Following government’s recent approval of the proposed New Manila International Airport project in Bulacan, San Miguel Corporation president Ramon S. Ang bared plans to protect and revive some 12,000 hectares of Bulacan coastline--as part of the P754 billion development of the airport.
“We thank President Rodrigo Duterte and his economic managers for bringing us another step closer to realizing this dream. Hopefully, once we complete all the government processes, we can begin actual work on constructing this world-class international gateway, capable of serving our nation for many generations,” Ang said.
“This is a major investment for us, and a game-changer for our country. That is why it’s going to be a sustainable development,” Ang added.
The airport, which will be built on a 2,500 hectare coastal property, will be part of an envisioned township that features a residential zone, government center, and a seaport and industrial zone.
“It will have many sustainable features that our countrymen will also appreciate and enjoy,” he said.
However, the biggest sustainability feature, Ang said, is a plan to protect and revive some 12,000 hectares of coastal fishing areas around the planned airport. This is to ensure environmental sustainability within and beyond the facility—and to revive Bulacan’s aquaculture industry.
Bulacan, next “seafood capital”
“Fishing in Bulacan has slowly been dying the last few decades because of pollution from households and industries,” Ang continued. “Our goal is to clean up the coast and make Bulacan a seafood capital. After all, the airport is there to help support the local fishing industry.”
“Maybe in the future, we can reach a point where seafood from Bulacan is exported to other countries, and tourists come in droves to sample them,” Ang said.
“But in order to do that, we have to be serious in cleaning up the coastal areas,” he added.
Among the measures the company plans to undertake: dredge coastal areas and other bodies of water and clear them of years’ worth of garbage. The company said it would also work with local government to stop factories from dumping toxic wastes into the water.

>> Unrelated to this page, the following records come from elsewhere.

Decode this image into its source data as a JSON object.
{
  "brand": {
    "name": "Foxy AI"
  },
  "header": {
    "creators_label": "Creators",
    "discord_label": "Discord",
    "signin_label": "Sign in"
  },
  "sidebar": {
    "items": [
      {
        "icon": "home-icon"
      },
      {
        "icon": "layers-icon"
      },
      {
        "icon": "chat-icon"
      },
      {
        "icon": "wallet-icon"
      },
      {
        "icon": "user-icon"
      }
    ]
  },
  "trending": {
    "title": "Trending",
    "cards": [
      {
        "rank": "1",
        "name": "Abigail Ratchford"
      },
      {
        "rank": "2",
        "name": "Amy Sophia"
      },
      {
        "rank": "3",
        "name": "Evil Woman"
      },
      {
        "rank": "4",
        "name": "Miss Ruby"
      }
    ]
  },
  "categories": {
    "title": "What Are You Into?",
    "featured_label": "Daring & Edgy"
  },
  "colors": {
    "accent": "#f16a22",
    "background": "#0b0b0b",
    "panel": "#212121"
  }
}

Ang said that the airport’s operations will also heighten security along Bulacan’s entire coastline. In line with this, the company is willing to augment the Coast Guard’s efforts in conducting patrols—to ensure no dumping of garbage and industrial wastes occur.
Jobs, jobs, jobs
Apart from protecting coastal areas, Ang said that generating employment and boosting local economies was another key benefit of the project.
The chief executive said that once the project is finally approved for implementation, they would immediately hire some 100,000 local workers from Bulacan and neighboring provinces such as Bataan and Pampanga.
“That’s just the beginning. This is a massive project and over the next five years, we estimate that we will generate millions of direct and indirect jobs, to build and operate NMIA,” Ang said.
“While we’re still going through a long process, hopefully, in 2019, we can hit the ground running on actual construction,” he added.